Pour toutes ces raisons, la CR est convaincue, qu’à défaut d’une nouvelle PAC basée sur des prix rémunérateurs, il faut un retour des aides bio dans le 1er pilier et abandonner la gestion régionale au profit d’une gestion nationale des aides du 2nd pilier ce qui permettrait l’équité entre tous les producteurs quelle que soit la région dans laquelle ils exercent.

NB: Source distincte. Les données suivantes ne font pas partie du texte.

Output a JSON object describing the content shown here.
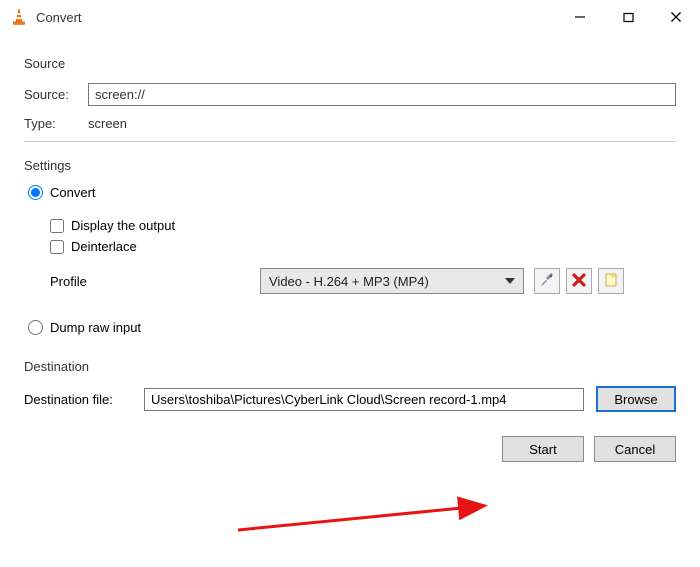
{
  "window": {
    "title": "Convert"
  },
  "source": {
    "section_label": "Source",
    "source_label": "Source:",
    "source_value": "screen://",
    "type_label": "Type:",
    "type_value": "screen"
  },
  "settings": {
    "section_label": "Settings",
    "convert_label": "Convert",
    "display_output_label": "Display the output",
    "deinterlace_label": "Deinterlace",
    "profile_label": "Profile",
    "profile_selected": "Video - H.264 + MP3 (MP4)",
    "dump_raw_label": "Dump raw input"
  },
  "destination": {
    "section_label": "Destination",
    "file_label": "Destination file:",
    "file_value": "Users\\toshiba\\Pictures\\CyberLink Cloud\\Screen record-1.mp4",
    "browse_label": "Browse"
  },
  "footer": {
    "start_label": "Start",
    "cancel_label": "Cancel"
  }
}
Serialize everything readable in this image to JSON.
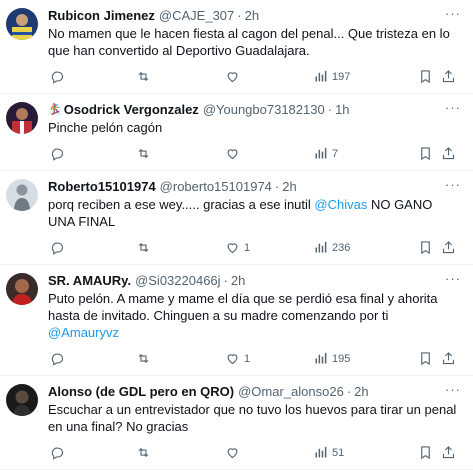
{
  "tweets": [
    {
      "name": "Rubicon Jimenez",
      "prefix": "",
      "handle": "@CAJE_307",
      "sep": "·",
      "time": "2h",
      "text": "No mamen que le hacen fiesta al cagon del penal... Que tristeza en lo que han convertido al Deportivo Guadalajara.",
      "link": "",
      "text_after": "",
      "replies": "",
      "retweets": "",
      "likes": "",
      "views": "197"
    },
    {
      "name": "Osodrick Vergonzalez",
      "prefix": "🏂",
      "handle": "@Youngbo73182130",
      "sep": "·",
      "time": "1h",
      "text": "Pinche pelón cagón",
      "link": "",
      "text_after": "",
      "replies": "",
      "retweets": "",
      "likes": "",
      "views": "7"
    },
    {
      "name": "Roberto15101974",
      "prefix": "",
      "handle": "@roberto15101974",
      "sep": "·",
      "time": "2h",
      "text": "porq reciben a ese wey..... gracias a ese inutil ",
      "link": "@Chivas",
      "text_after": " NO GANO UNA FINAL",
      "replies": "",
      "retweets": "",
      "likes": "1",
      "views": "236"
    },
    {
      "name": "SR. AMAURy.",
      "prefix": "",
      "handle": "@Si03220466j",
      "sep": "·",
      "time": "2h",
      "text": "Puto pelón. A mame y mame el día que se perdió esa final y ahorita hasta de invitado. Chinguen a su madre comenzando por ti ",
      "link": "@Amauryvz",
      "text_after": "",
      "replies": "",
      "retweets": "",
      "likes": "1",
      "views": "195"
    },
    {
      "name": "Alonso (de GDL pero en QRO)",
      "prefix": "",
      "handle": "@Omar_alonso26",
      "sep": "·",
      "time": "2h",
      "text": "Escuchar a un entrevistador que no tuvo los huevos para tirar un penal en una final? No gracias",
      "link": "",
      "text_after": "",
      "replies": "",
      "retweets": "",
      "likes": "",
      "views": "51"
    }
  ],
  "more_label": "···",
  "icons": {
    "reply": "reply-icon",
    "retweet": "retweet-icon",
    "like": "heart-icon",
    "views": "views-icon",
    "bookmark": "bookmark-icon",
    "share": "share-icon"
  },
  "colors": {
    "text": "#0f1419",
    "secondary": "#536471",
    "link": "#1d9bf0",
    "divider": "#eff3f4"
  }
}
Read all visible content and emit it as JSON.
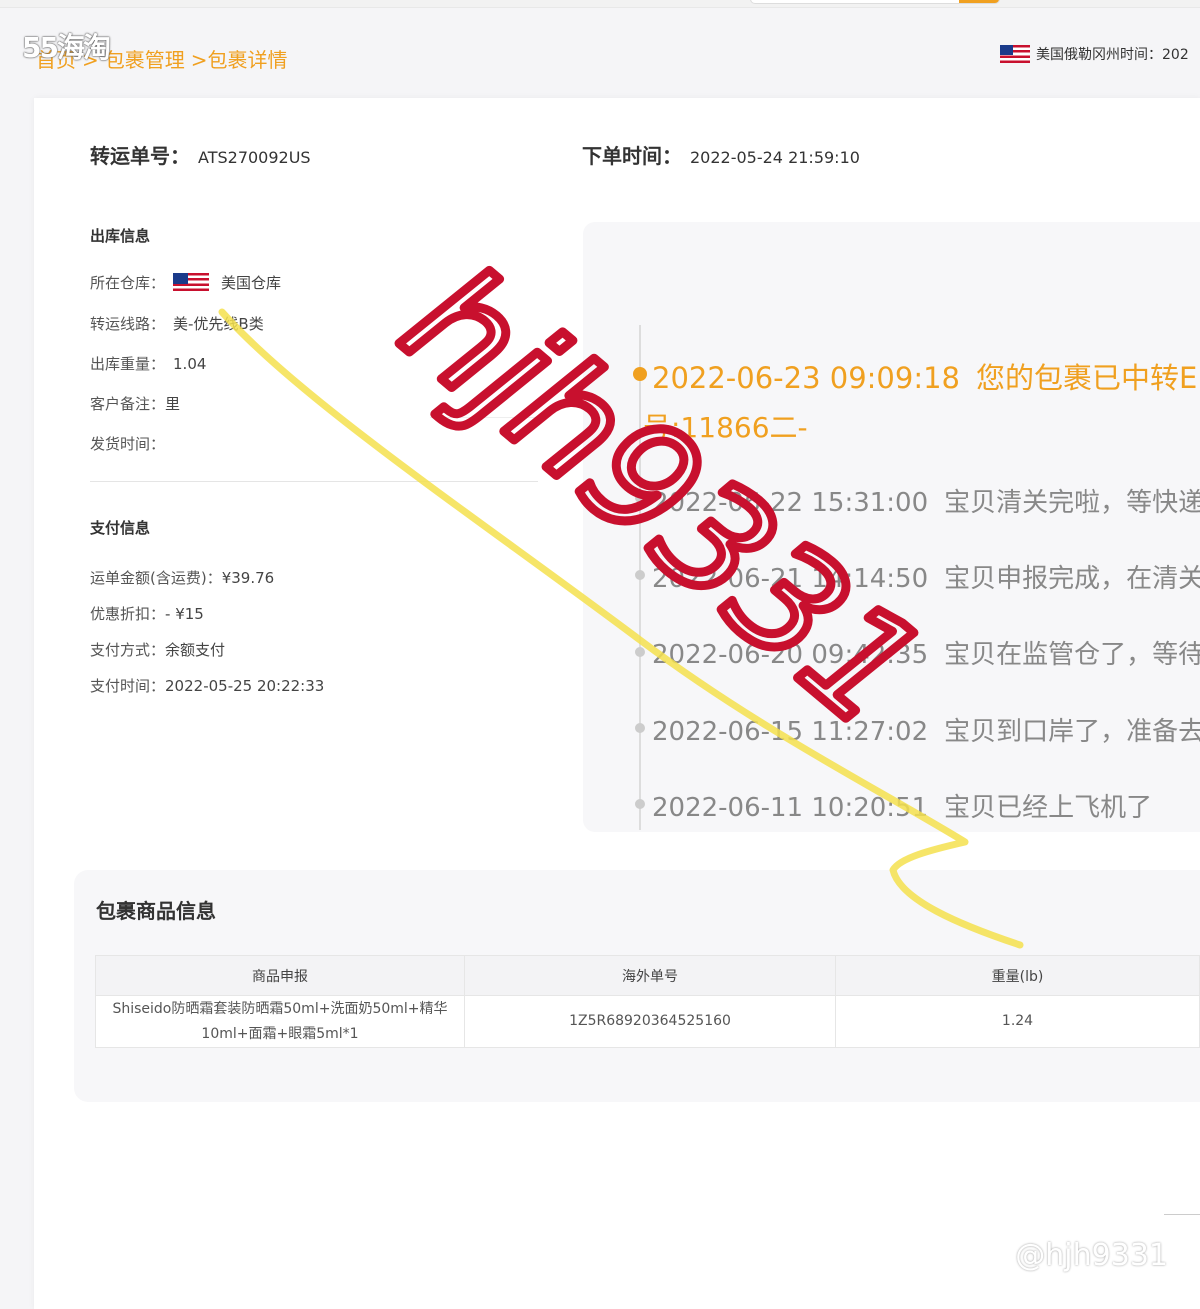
{
  "breadcrumb": {
    "items": [
      "首页",
      ">",
      "包裹管理",
      ">包裹详情"
    ]
  },
  "app_logo_text": "55海淘",
  "timezone": {
    "label": "美国俄勒冈州时间：202"
  },
  "order": {
    "tracking_label": "转运单号：",
    "tracking_value": "ATS270092US",
    "order_time_label": "下单时间：",
    "order_time_value": "2022-05-24 21:59:10"
  },
  "outbound": {
    "title": "出库信息",
    "warehouse_label": "所在仓库：",
    "warehouse_value": "美国仓库",
    "route_label": "转运线路：",
    "route_value": "美-优先线B类",
    "weight_label": "出库重量：",
    "weight_value": "1.04",
    "note_label": "客户备注：",
    "note_value": "里",
    "ship_time_label": "发货时间："
  },
  "payment": {
    "title": "支付信息",
    "amount_label": "运单金额(含运费)：",
    "amount_value": "¥39.76",
    "discount_label": "优惠折扣：",
    "discount_value": "- ¥15",
    "method_label": "支付方式：",
    "method_value": "余额支付",
    "time_label": "支付时间：",
    "time_value": "2022-05-25 20:22:33"
  },
  "timeline": [
    {
      "time": "2022-06-23 09:09:18",
      "msg": "您的包裹已中转EM",
      "sub": "号:11866二-"
    },
    {
      "time": "2022-06-22 15:31:00",
      "msg": "宝贝清关完啦，等快递小"
    },
    {
      "time": "2022-06-21 14:14:50",
      "msg": "宝贝申报完成，在清关啦"
    },
    {
      "time": "2022-06-20 09:42:35",
      "msg": "宝贝在监管仓了，等待"
    },
    {
      "time": "2022-06-15 11:27:02",
      "msg": "宝贝到口岸了，准备去监"
    },
    {
      "time": "2022-06-11 10:20:51",
      "msg": "宝贝已经上飞机了"
    }
  ],
  "goods": {
    "title": "包裹商品信息",
    "headers": [
      "商品申报",
      "海外单号",
      "重量(lb)"
    ],
    "rows": [
      [
        "Shiseido防晒霜套装防晒霜50ml+洗面奶50ml+精华10ml+面霜+眼霜5ml*1",
        "1Z5R68920364525160",
        "1.24"
      ]
    ]
  },
  "watermarks": {
    "handwritten": "hjh9331",
    "corner": "@hjh9331"
  },
  "colors": {
    "accent": "#f0a020",
    "signature": "#c8102e",
    "highlighter": "#f4e04d"
  }
}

Pour le développement rural, induire un cercle vertueux

La PAC proposée par la CR repose sur des prix justes à la production pour rétablir un fonctionnement normal de l’agriculture, induisant un cercle vertueux global : plus d’agronomie et d’équilibre dans les assolements grâce à des cultures variées et rentables, qui seront bénéfiques à l’environnement et permettront une utilisation raisonnable et optimale des intrants et de l’eau. Les territoires ruraux cesseront de devenir des déserts économiques et retrouveront leur dynamisme avec un nouveau développement des emplois (1 agriculteur induit 7 emplois) et des services publics, sans qu’il soit nécessaire de dépenser argent et énergie dans des mesures de développement rural. Le renouvellement des agriculteurs ne sera plus un sujet de préoccupation, mais deviendra naturel pour une activité stratégique à l’équilibre économique retrouvé.

C’est pourquoi la CR ne désespère pas de faire entendre raison au plus haut niveau, pour que les agriculteurs ne restent pas les victimes silencieuses des mauvais choix opérés depuis plus de 20 ans.

(1) http://agriculture.gouv.fr/plan-de-competitivite-et-dadaptation-des-exploitations-agricoles
(2) Cfr. Trouvé, A. & Berriet-Solliec, M. 2008, 2nd pilier de la Politique Agricole. Commune et régionalisation : vers plus de cohésion ?. Revue d’Économie Régionale & Urbaine, mars,(1), 87-108.